Convolutional neural networks

A convolutional neural network applied to images is organised as a series of layers. Each layer uses convolution to produce a set of feature maps using a different kernel for each feature map. The feature maps from one layer are passed as input to the next layer. The first layer receives the image as input. By analogy with fully-connected layers, a single bias value is added to every value in each feature map. This bias value will normally be different for each feature map.

For RGB images there are three colour channels on input. To deal with this, a separate convolution is applied to each channel, normally with different \(m \times m\) kernels. The results are then added pixelwise to produce a single 2D output. Finally, we add a single scalar bias value and the result is an output feature map.

For a colour image, red, green and blue channels are shown separately, with a kernel window at the same position in each. The three values from the convolutions at this kernel position are shown contributing to a single value in the output feature map. — **Figure 1.** A separate convolution applied to each colour channel contributes to the values in the output feature map.

An alternative way of looking at this is that we are performing a single 3D convolution with a \(3 \times m \times m\) kernel on the full 3D (RGB) input tensor. This 3D kernel is simply a concatenation of the three 2D kernels along the first dimension. In this operation, the kernel is applied at every spatial location, spanning all three channels. We don't scan the kernel in the first dimension because it has only one position in this dimension that keeps it within the 3D input tensor. In general, the output from a 3D convolution would be 3D, but in this case it is only one layer deep and can therefore be considered to be a 2D array - the result we require.

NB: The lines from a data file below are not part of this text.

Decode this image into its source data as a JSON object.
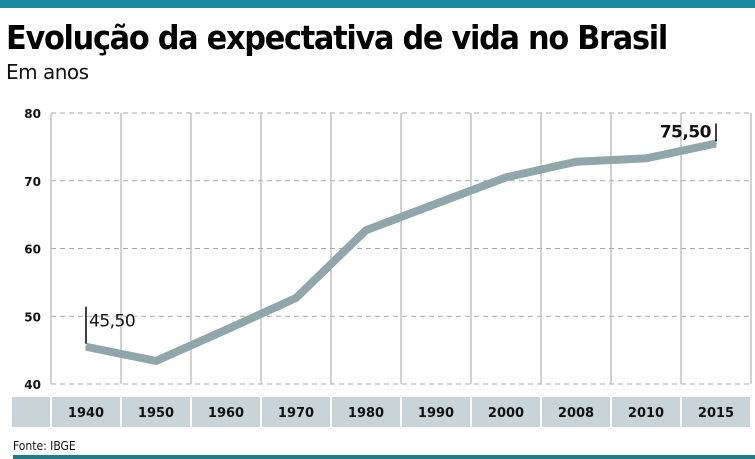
{
  "header": {
    "title": "Evolução da expectativa de vida no Brasil",
    "subtitle": "Em anos"
  },
  "footer": {
    "source": "Fonte: IBGE"
  },
  "colors": {
    "accent": "#1b8aa0",
    "line": "#8fa6ab",
    "axis_band": "#c9d4d9"
  },
  "chart_data": {
    "type": "line",
    "title": "Evolução da expectativa de vida no Brasil",
    "ylabel": "Em anos",
    "categories": [
      "1940",
      "1950",
      "1960",
      "1970",
      "1980",
      "1990",
      "2000",
      "2008",
      "2010",
      "2015"
    ],
    "series": [
      {
        "name": "Expectativa de vida",
        "values": [
          45.5,
          43.4,
          48.0,
          52.7,
          62.7,
          66.6,
          70.5,
          72.8,
          73.3,
          75.5
        ]
      }
    ],
    "ylim": [
      40,
      80
    ],
    "yticks": [
      "40",
      "50",
      "60",
      "70",
      "80"
    ],
    "grid": true,
    "annotations": [
      {
        "category": "1940",
        "label": "45,50"
      },
      {
        "category": "2015",
        "label": "75,50"
      }
    ]
  }
}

schematic of 3D kernel scanning over a 3D input tensor — **Figure 2.** The convolutional layer applied to an RGB image can be viewed as a single convolution with 3D kernel applied to the 3D image tensor.

Conceptually, we can think of the convolution as looking for image features that involve all three colour channels. Thus, for example we might find a detector that is sensitive to vertical edges, separating red and green regions of the image.

The whole process can be repeated as many times as we wish using different 3D kernels and generating different feature maps on output. Note that we normally use a different bias value for each feature map.

In summary, we take a 3D tensor as input with three colour channels and output an 3D tensor as output, with \(K\) feature map channels. For convenience we refer to the number of channels as the depth of the tensor, as opposed to its spatial dimensions of width and height.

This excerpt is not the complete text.